Communist-run Cuba said on Wednesday it was calling for municipal elections on Oct. 22, kicking off the electoral procedure that should lead to the handover of power from Raul Castro to the next president.
The ruling Communist Party newspaper Granma said the date for provincial and national assembly elections would be published "at the corresponding time."
The electoral notice coincides with a period of uncertainty for Cuba. U.S. President Donald Trump is expected to announce his Cuba policy on Friday, rolling back parts of former President Barack Obama's opening to the island, which included restoration of relations and reopening of embassies in a diplomatic breakthrough between Cold War foes.
Meanwhile, the generation that ruled Cuba since the 1959 revolution is dying.
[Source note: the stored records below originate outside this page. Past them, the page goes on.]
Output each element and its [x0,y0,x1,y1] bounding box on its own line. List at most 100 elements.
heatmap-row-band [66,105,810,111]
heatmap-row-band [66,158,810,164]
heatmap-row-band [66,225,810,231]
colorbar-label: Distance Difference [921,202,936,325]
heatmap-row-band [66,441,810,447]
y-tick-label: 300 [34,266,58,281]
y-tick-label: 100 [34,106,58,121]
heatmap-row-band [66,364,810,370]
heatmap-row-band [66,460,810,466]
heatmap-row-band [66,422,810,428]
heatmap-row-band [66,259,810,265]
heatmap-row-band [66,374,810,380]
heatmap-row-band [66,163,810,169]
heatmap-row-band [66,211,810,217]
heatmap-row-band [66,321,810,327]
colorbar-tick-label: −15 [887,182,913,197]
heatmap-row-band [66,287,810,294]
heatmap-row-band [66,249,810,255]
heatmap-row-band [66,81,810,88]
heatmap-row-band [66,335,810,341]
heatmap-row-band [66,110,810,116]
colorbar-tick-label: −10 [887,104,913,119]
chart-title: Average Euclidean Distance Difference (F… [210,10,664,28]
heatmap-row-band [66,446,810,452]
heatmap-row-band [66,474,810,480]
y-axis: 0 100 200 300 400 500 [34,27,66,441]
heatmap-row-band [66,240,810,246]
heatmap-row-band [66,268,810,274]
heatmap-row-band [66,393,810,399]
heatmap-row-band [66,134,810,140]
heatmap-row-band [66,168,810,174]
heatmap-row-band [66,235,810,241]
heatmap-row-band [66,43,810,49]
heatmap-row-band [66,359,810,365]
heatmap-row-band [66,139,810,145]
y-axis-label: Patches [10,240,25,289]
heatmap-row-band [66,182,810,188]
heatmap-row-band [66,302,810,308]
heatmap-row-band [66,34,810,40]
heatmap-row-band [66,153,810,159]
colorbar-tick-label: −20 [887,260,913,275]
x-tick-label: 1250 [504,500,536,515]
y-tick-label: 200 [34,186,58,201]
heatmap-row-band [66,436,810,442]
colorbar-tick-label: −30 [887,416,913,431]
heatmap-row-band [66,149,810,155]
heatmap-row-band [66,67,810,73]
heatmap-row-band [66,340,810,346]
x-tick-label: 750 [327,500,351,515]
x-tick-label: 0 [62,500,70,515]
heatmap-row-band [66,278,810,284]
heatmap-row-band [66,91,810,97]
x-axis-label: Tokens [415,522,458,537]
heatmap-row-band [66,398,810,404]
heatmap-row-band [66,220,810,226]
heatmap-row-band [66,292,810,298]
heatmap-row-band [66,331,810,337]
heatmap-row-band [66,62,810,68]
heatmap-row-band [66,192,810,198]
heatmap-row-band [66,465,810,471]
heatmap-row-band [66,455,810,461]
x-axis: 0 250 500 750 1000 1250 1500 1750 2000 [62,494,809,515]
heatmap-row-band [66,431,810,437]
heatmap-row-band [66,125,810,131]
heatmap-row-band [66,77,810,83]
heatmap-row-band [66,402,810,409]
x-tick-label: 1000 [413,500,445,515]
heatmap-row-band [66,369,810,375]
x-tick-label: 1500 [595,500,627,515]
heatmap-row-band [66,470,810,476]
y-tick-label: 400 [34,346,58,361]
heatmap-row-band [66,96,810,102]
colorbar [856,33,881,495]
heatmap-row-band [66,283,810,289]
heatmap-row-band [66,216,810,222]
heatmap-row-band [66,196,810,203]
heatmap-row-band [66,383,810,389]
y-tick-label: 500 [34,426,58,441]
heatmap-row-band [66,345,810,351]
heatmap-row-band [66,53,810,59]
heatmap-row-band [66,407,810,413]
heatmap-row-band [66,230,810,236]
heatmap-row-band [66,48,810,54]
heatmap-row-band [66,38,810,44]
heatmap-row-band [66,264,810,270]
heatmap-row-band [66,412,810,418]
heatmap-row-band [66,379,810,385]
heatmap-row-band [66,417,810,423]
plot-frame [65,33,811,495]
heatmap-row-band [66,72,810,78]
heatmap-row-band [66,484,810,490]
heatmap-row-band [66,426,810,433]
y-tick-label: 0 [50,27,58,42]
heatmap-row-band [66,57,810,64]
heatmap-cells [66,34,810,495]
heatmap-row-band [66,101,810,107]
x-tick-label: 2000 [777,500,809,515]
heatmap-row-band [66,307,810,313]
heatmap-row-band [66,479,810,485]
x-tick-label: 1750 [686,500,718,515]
And Cuba's main political and trade ally, Venezuela, is in crisis with triple-digit inflation and shortages of food and medicine fanning protests against the socialist government.
Castro, who took over the presidency in 2008 from his ailing and now deceased brother, Fidel Castro, has vowed to step down as president next February at the end of his second five-year term.
He will, however, remain head of the Communist Party, in which political power is vested in Cuba. All other parties are banned.
The government says Cuba's electoral system is one of the world's most democratic because municipal assembly delegates are nominated by neighbors and do not have to belong to the Communist Party. But the path to the National Assembly, and ultimately the presidency, is controlled by the party.